The reasons are "almost common knowledge, Gilroy said — what he called "the couch potato syndrome" and the widespread elimination of scholastic physical fitness programs.

Mission: Readiness

In a study being released Thursday in Washington, Education Secretary Arne Duncan and a group of retired military officers led by former Army Gen. Wesley Clark will sound the alarm bells and call young Americans' relative lack of overall fitness for military duty a national security threat. The group, Mission: Readiness, will release a report that draws on Pentagon data showing that 75 percent of the nation's 17- to 24-year-olds are ineligible for service for a variety of reasons.

Put another way, only 4.7 million of the 31.2 million 17- to 24-year-olds in a 2007 survey are eligible to enlist, according to a periodic survey commissioned by the Pentagon. This group includes those who have scored in the top four categories on the Armed Forces Qualification Test, or AQFT; eligible college graduates; and qualified college students.

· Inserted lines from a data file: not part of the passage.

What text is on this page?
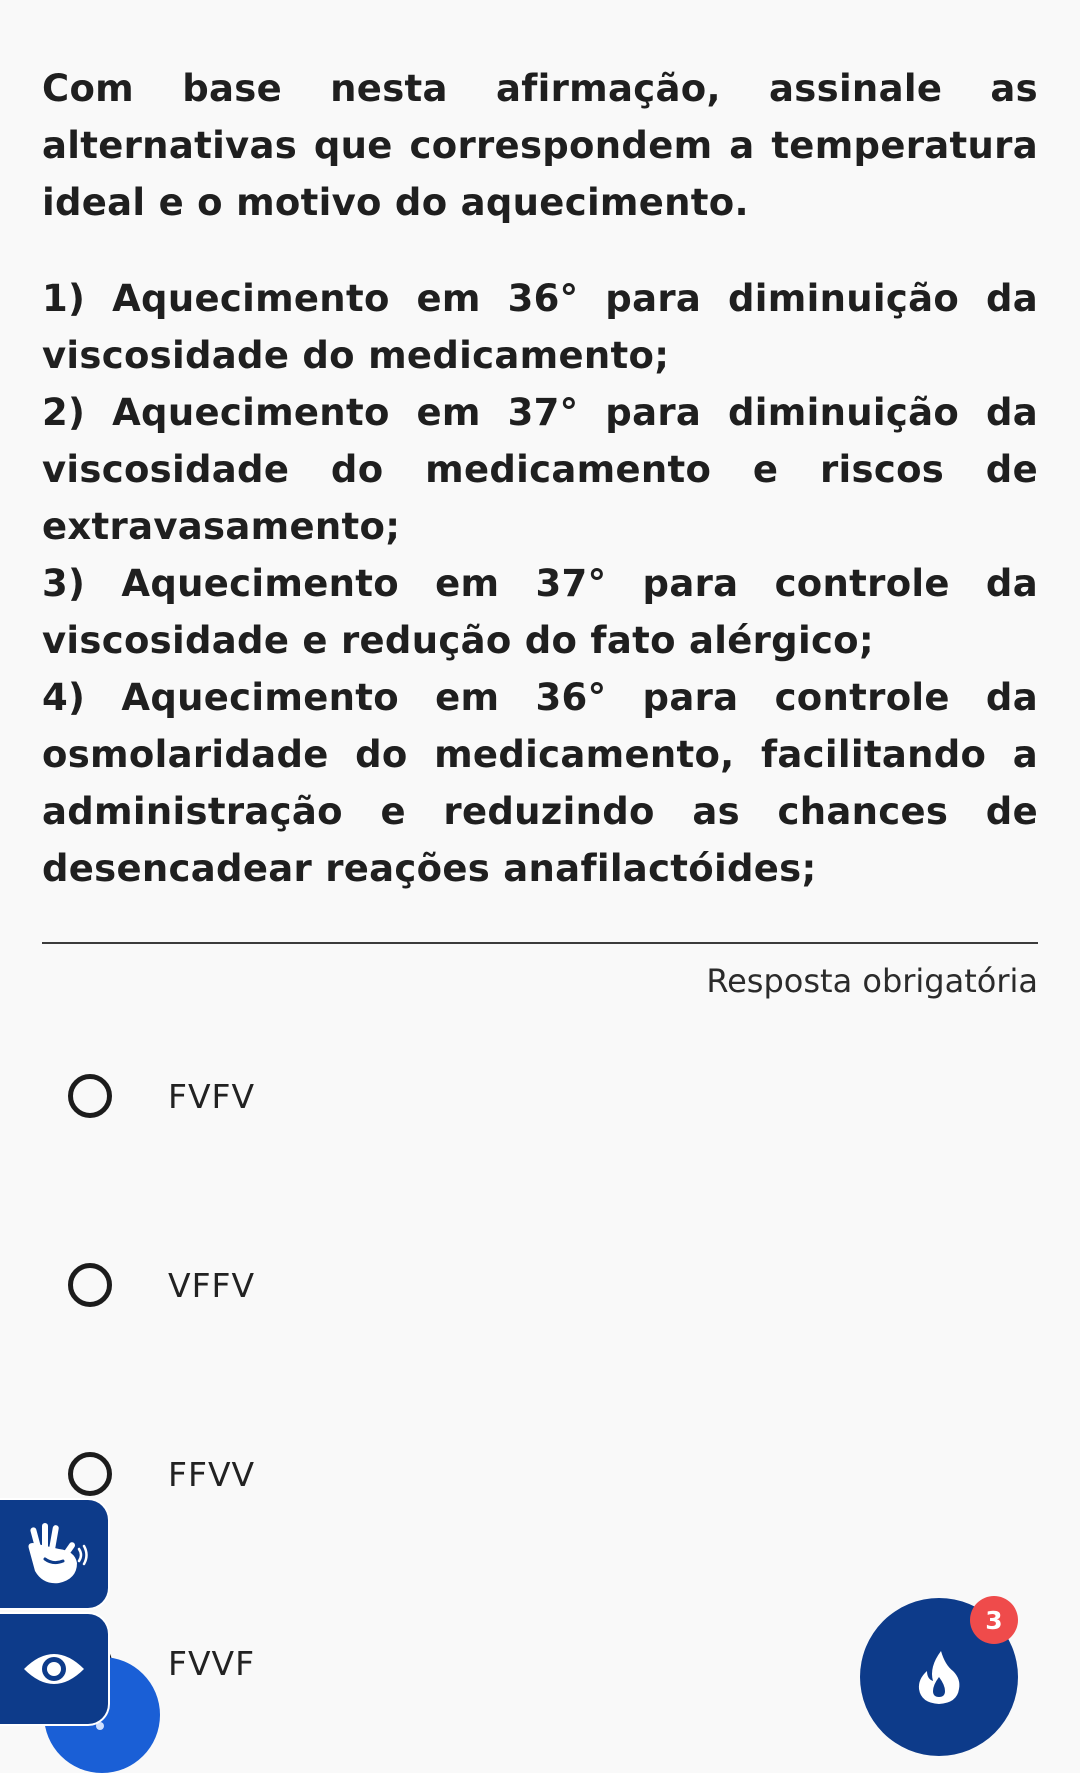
Com base nesta afirmação, assinale as alternativas que correspondem a temperatura ideal e o motivo do aquecimento.

1) Aquecimento em 36° para diminuição da viscosidade do medicamento;

2) Aquecimento em 37° para diminuição da viscosidade do medicamento e riscos de extravasamento;

3) Aquecimento em 37° para controle da viscosidade e redução do fato alérgico;

4) Aquecimento em 36° para controle da osmolaridade do medicamento, facilitando a administração e reduzindo as chances de desencadear reações anafilactóides;

Resposta obrigatória
FVFV
VFFV
FFVV
FVVF
3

According to the Pentagon, the ineligible population breaks down this way:

*Medical/physical problems, 35 percent.

*Illegal drug use, 18 percent.

*Mental Category V (the lowest 10 percent of the population), 9 percent.

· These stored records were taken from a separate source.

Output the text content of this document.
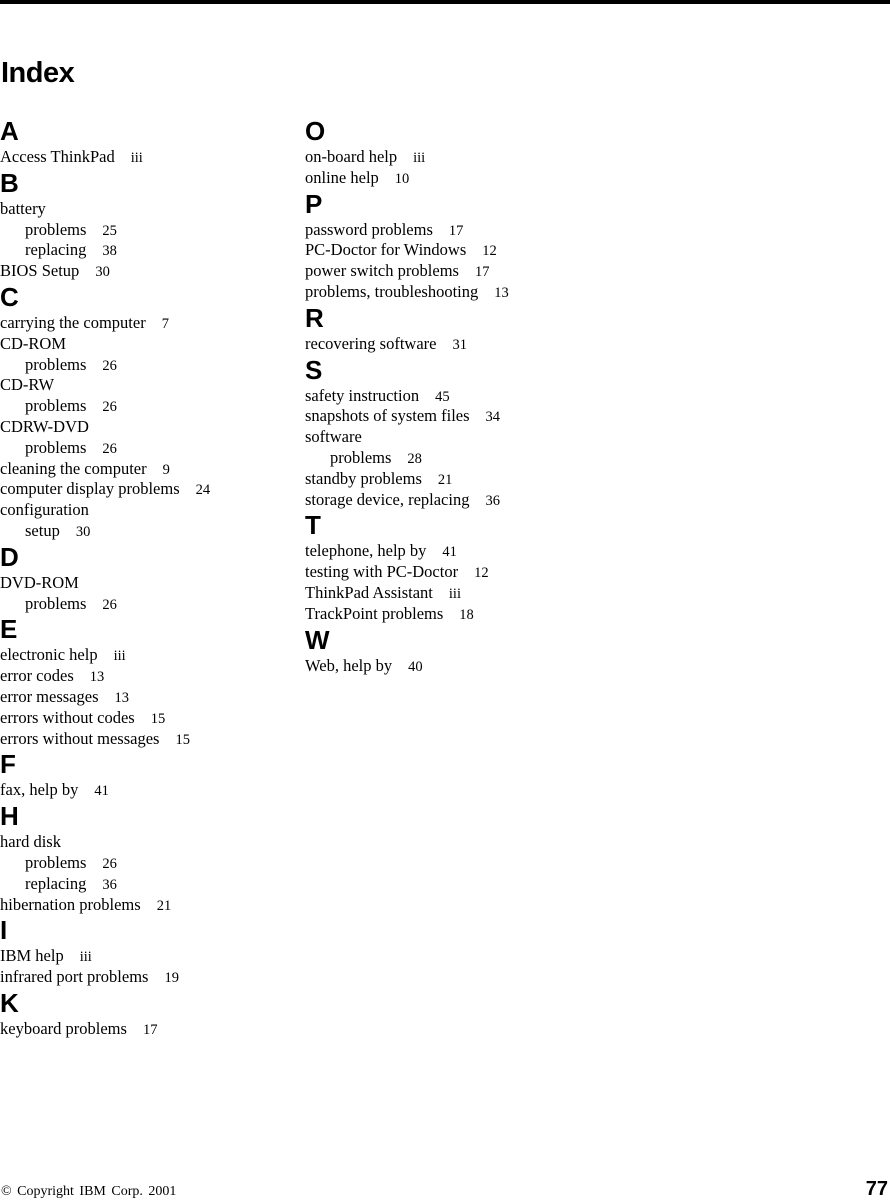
Index
A
Access ThinkPad iii
B
battery
problems 25
replacing 38
BIOS Setup 30
C
carrying the computer 7
CD-ROM
problems 26
CD-RW
problems 26
CDRW-DVD
problems 26
cleaning the computer 9
computer display problems 24
configuration
setup 30
D
DVD-ROM
problems 26
E
electronic help iii
error codes 13
error messages 13
errors without codes 15
errors without messages 15
F
fax, help by 41
H
hard disk
problems 26
replacing 36
hibernation problems 21
I
IBM help iii
infrared port problems 19
K
keyboard problems 17
O
on-board help iii
online help 10
P
password problems 17
PC-Doctor for Windows 12
power switch problems 17
problems, troubleshooting 13
R
recovering software 31
S
safety instruction 45
snapshots of system files 34
software
problems 28
standby problems 21
storage device, replacing 36
T
telephone, help by 41
testing with PC-Doctor 12
ThinkPad Assistant iii
TrackPoint problems 18
W
Web, help by 40
© Copyright IBM Corp. 2001	77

*Too many dependents under age 18, 6 percent.

*Criminal record, 5 percent.

Waivers

Some conditions or situations can be waivered or are periodically loosened by the services, as is the case with certain medical conditions, such as asthma. Waiverable examples include limited marijuana use and having too many dependents. For example, the Pentagon says a waiver is required when an applicant is married and has more than two dependents under 18, or is unmarried and has custody of any dependents under 18. Waiver policies vary depending on the needs of the service.

The group of potential enlistees is further slimmed by the "propensity to serve" among American youths, which social scientists say also is declining. According to Gilroy, research shows that about 12 percent of all U.S. military-eligible youth show an interest in military service.

The Pentagon just finished a record year for recruiting. Every active and reserve component met or exceeded both their numeric and quality recruiting goals for fiscal 2009. Each easily exceeded the Pentagon goal of having at least 90 percent of recruits be high school graduates, and having 60 percent or more score at or above the 50th percentile on the AFQT.

But the weak economy has helped, as has increased spending on recruiting. And given the ever-shrinking pool of potential candidates, concern grows. Bill Carr, undersecretary of defense for military personnel policy, says that to maintain the force, the military has to attract more than 15 percent of qualified young Americans.

The difference is, to some degree, made up through the use of waivers. About 1 in 5 recruits still requires a waiver of some sort to enter the service, with about two-thirds for conduct and one-third for medical issues, Carr said.